Law and graphic design. Not necessarily two disciplines one thinks of as being related. But a new class at Washington University in St. Louis is using concepts from each to help students wrestle with the challenges of race, place and inequality.
“Examining Law, Race, and Design: A St. Louis Story” is being co-taught this semester by John Inazu, the Sally D. Danforth Professor of Law and Religion in the School of Law, and Penina Laker, assistant professor of communication design in the Sam Fox School of Design and Visual Arts.
“Even as Washington University and other schools have transitioned to online-only teaching for the rest of the semester, this course on design is about finding creative solutions in the midst of constraints, and that’s exactly what we’ll keep on doing,” Laker said.
“The idea for the class started when I noticed how many important legal decisions arise out of St. Louis and began to think about the relationship of place and locality to those decisions,” Inazu said. “It soon became clear that most of the key decisions also involved race.”Inazu knew Laker from their participation with the Carver Project in St. Louis and knew she was involved in local outreach and activism around issues of race and place through her work as a graphic designer.
“Knowing that the university supports collaborative interdisciplinary teaching, I pitched the idea of the class to her and she was enthusiastic to give it a try,” he said. “A few conversations later, we had the basic outline for our course.”
The course is part of the university’s Beyond Boundaries program, directed by Rob Morgan, teaching professor of drama in Arts & Sciences, which allows students to enter the university unaffiliated with any one school, freeing them to address challenges that do not reside within the territory of a single discipline.
“Most people give me a puzzled look when I tell them I’m co-teaching a class with a graphic designer,” Inazu said. “But even if it’s not obvious at first glance, there are important connections. We may think of law as mostly rules and design as mostly creativity, but both law and design require a blend of rules and creativity. And both law and design involve good storytelling.”
Laker agrees. “Despite the fact that we don’t normally see these two disciplines intersect or cross paths, it actually makes a lot of sense that they do,” she said. “At the core of both law and design is service to human beings; they interact with products, spaces, services, experiences and policies developed by designers and lawyers. Despite a difference in methodology used to arrive at said deliverables, designers and lawyers both play an important role in shaping the lived experiences of people.”
From Dred Scott to Ferguson, St. Louis has a complicated history with race and equality, and law has played an important role in those developments, the course syllabus states. But law is more than words on a paper. Using human-centered design, the course challenges students to connect the words of legal documents with the experiences of those whose lives are shaped by them.
“The course offers a unique opportunity for students to witness how both disciplines act in service of each other,” Laker said. “Seeing that this class is providing a new lens through which students might understand the city where they live and go to school, I hope they can walk away more inquisitive about the complicated historical narratives that have gone on to shape a large majority of the systemic issues we see in St. Louis.”

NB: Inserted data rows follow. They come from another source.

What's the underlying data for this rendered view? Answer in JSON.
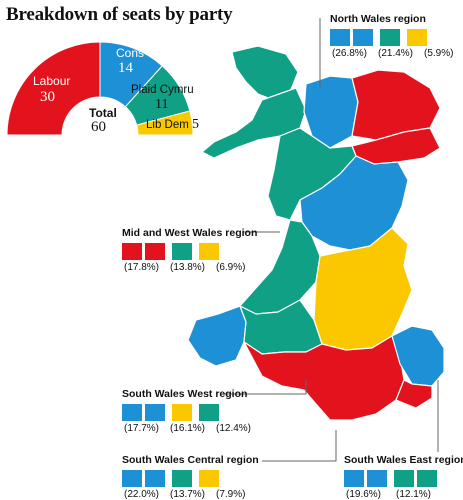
{
  "title": "Breakdown of seats by party",
  "colors": {
    "labour": "#e3131e",
    "cons": "#1e90d6",
    "plaid": "#0fa085",
    "libdem": "#fbc800",
    "outline": "#ffffff",
    "leader": "#666666"
  },
  "chart_data": {
    "type": "half-donut",
    "total_label": "Total",
    "total": 60,
    "parties": [
      {
        "name": "Labour",
        "seats": 30,
        "color": "#e3131e"
      },
      {
        "name": "Cons",
        "seats": 14,
        "color": "#1e90d6"
      },
      {
        "name": "Plaid Cymru",
        "seats": 11,
        "color": "#0fa085"
      },
      {
        "name": "Lib Dem",
        "seats": 5,
        "color": "#fbc800"
      }
    ]
  },
  "regions": [
    {
      "name": "North Wales region",
      "boxes": [
        "cons",
        "cons",
        "plaid",
        "libdem"
      ],
      "pcts": [
        "(26.8%)",
        "(21.4%)",
        "(5.9%)"
      ]
    },
    {
      "name": "Mid and West Wales region",
      "boxes": [
        "labour",
        "labour",
        "plaid",
        "libdem"
      ],
      "pcts": [
        "(17.8%)",
        "(13.8%)",
        "(6.9%)"
      ]
    },
    {
      "name": "South Wales West region",
      "boxes": [
        "cons",
        "cons",
        "libdem",
        "plaid"
      ],
      "pcts": [
        "(17.7%)",
        "(16.1%)",
        "(12.4%)"
      ]
    },
    {
      "name": "South Wales Central region",
      "boxes": [
        "cons",
        "cons",
        "plaid",
        "libdem"
      ],
      "pcts": [
        "(22.0%)",
        "(13.7%)",
        "(7.9%)"
      ]
    },
    {
      "name": "South Wales East region",
      "boxes": [
        "cons",
        "cons",
        "plaid",
        "plaid"
      ],
      "pcts": [
        "(19.6%)",
        "(12.1%)"
      ]
    }
  ]
}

“The combination of law and design helps bring into context two topics that are challenging in two completely different ways,” said Harrison Tanaka, a freshman in the Olin Business School. “Instead of simply thinking law is a set of facts, law can be thought of as a carefully designed story given a certain set of facts and context.
“Design also helps make law come to life as design helps us to better understand the people, places and perspectives that are represented beyond the paper. The course leverages the different strengths of these fields by bringing them together deliberately through way of discussion, lectures, group projects, experts in different fields and collaborative design activities,” Tanaka said.

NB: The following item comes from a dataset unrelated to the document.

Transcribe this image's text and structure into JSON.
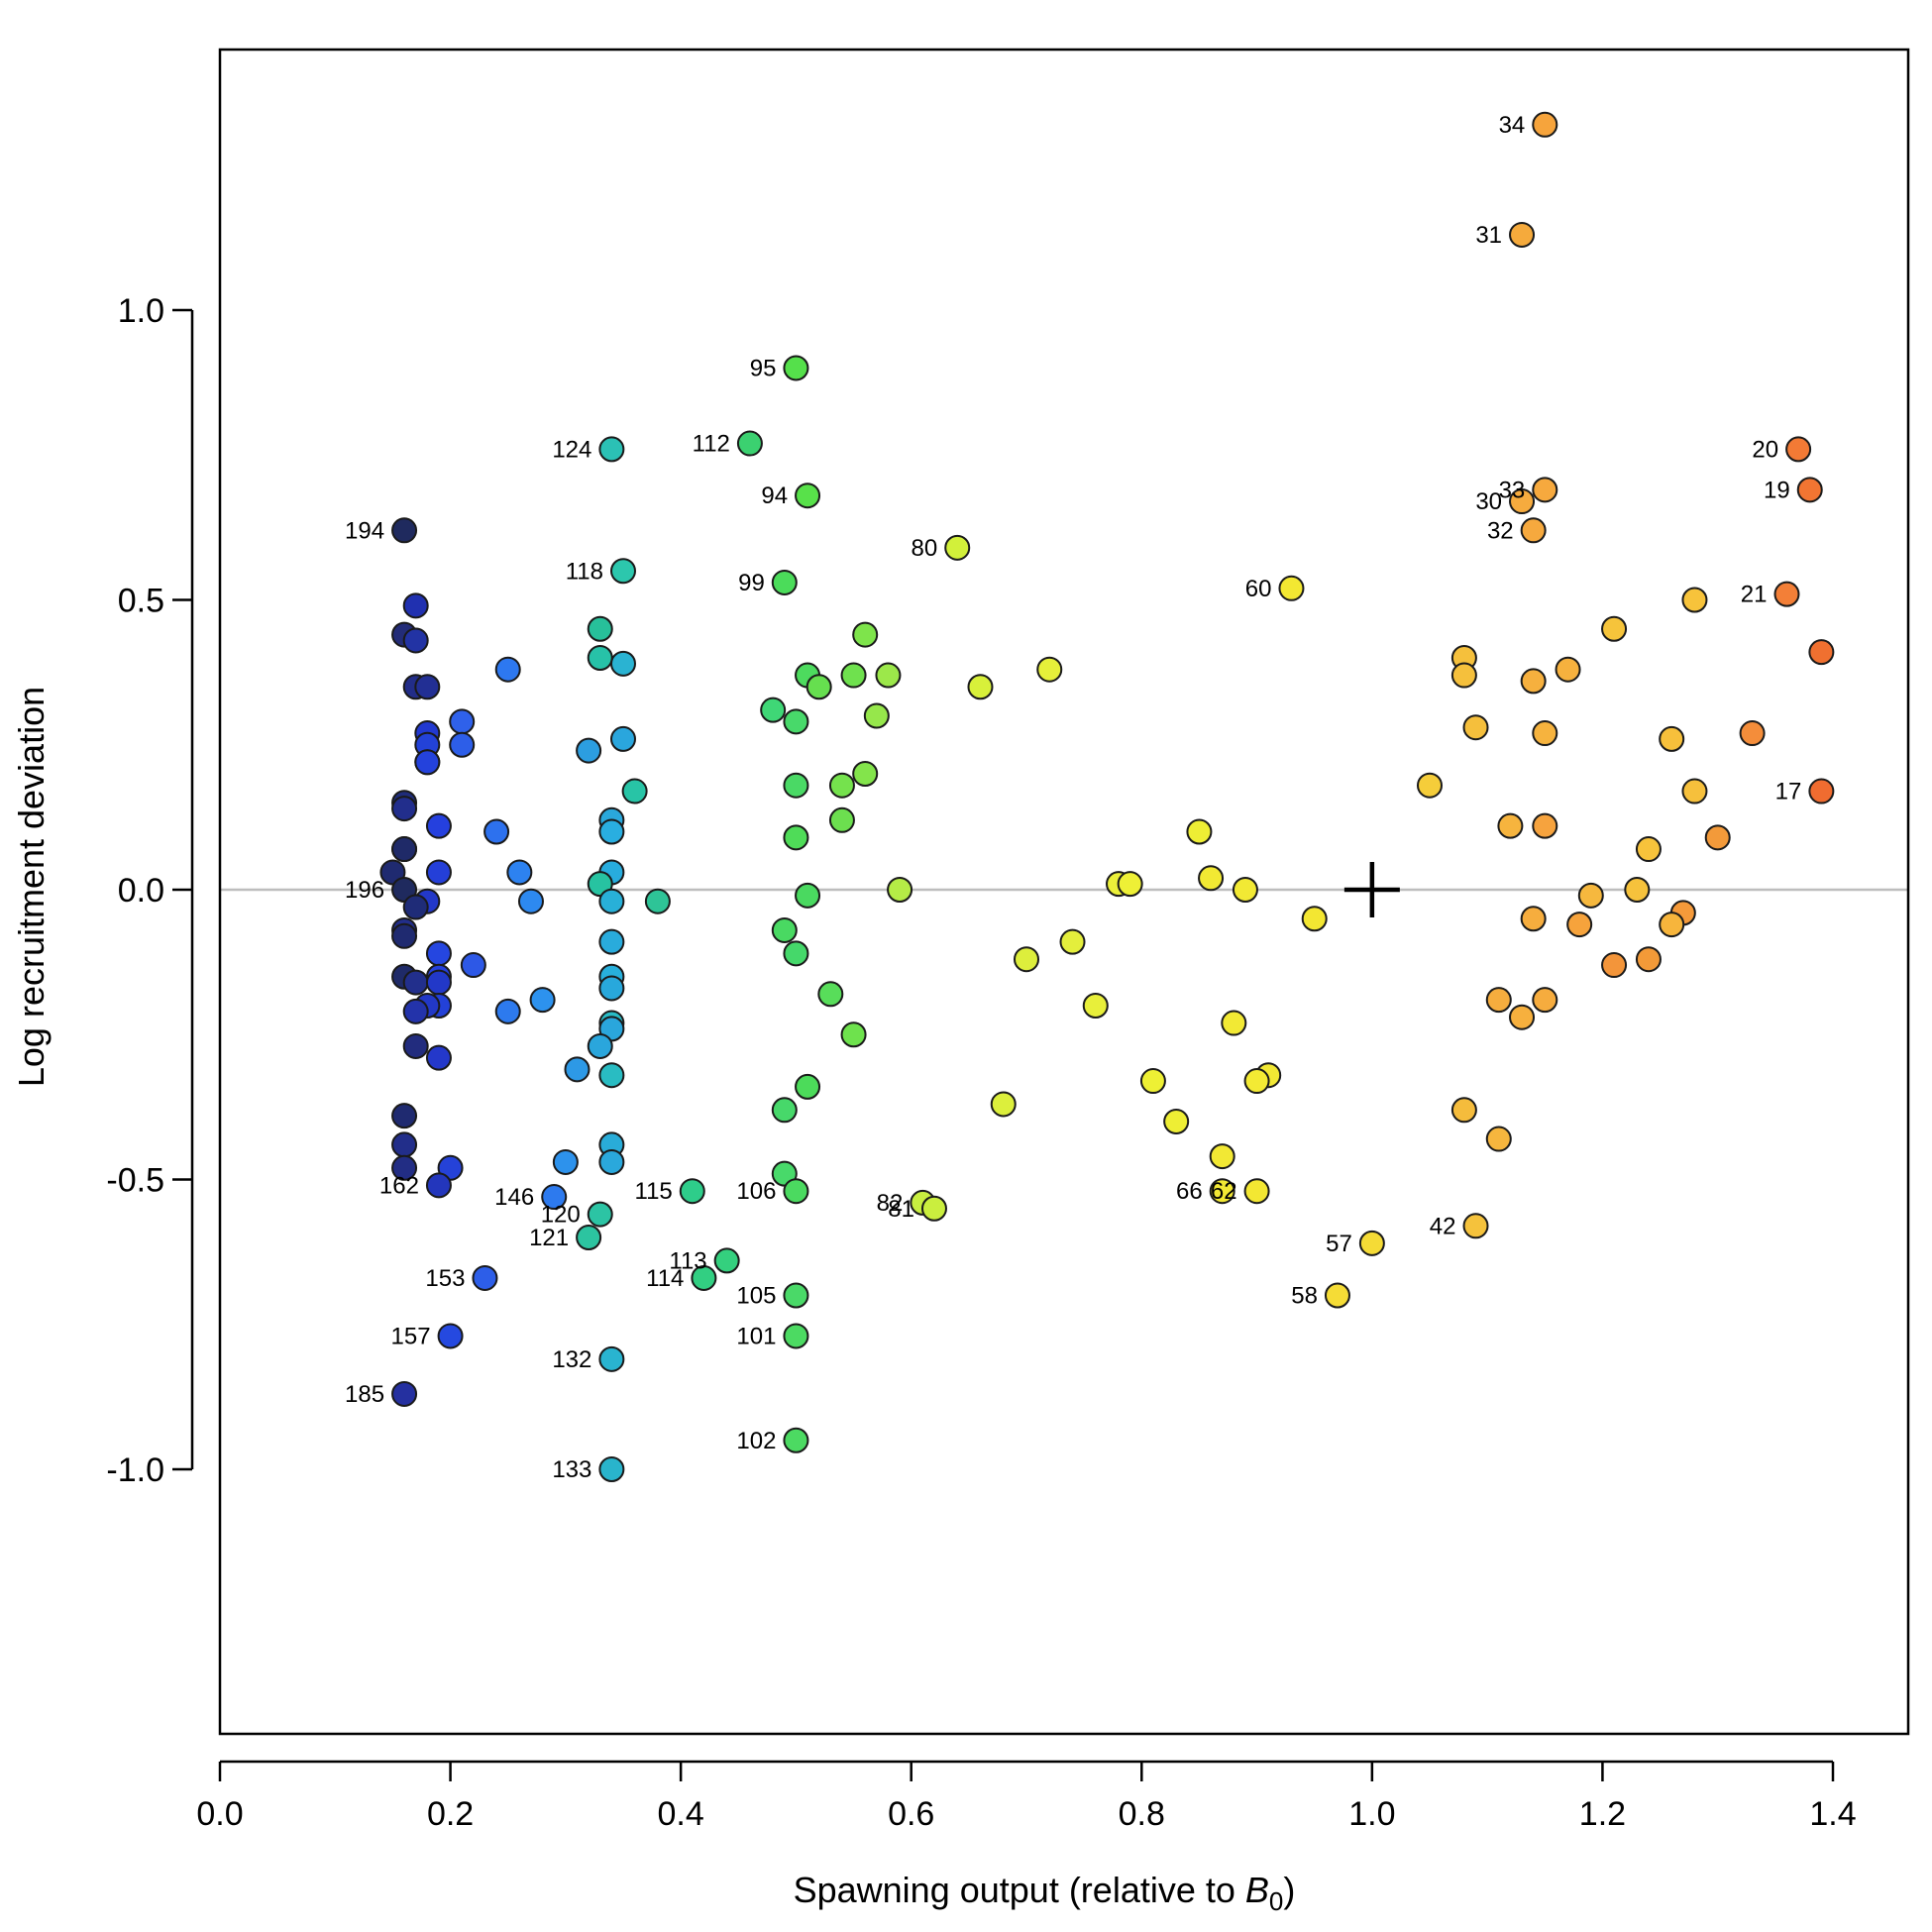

Inazu and Laker want students to wrestle with the challenge of learning not one but two new “languages” at the same time.
“As first-year undergraduates, most of them have very little background in law or design,” Inazu said. “It would be complex enough to tackle an introductory course in one or the other, and we are bombarding them with two different fields and asking them to find relationships between the two. That’s no small task. And focusing on the crucial issues of race and place at this intersection further heightens the challenge.”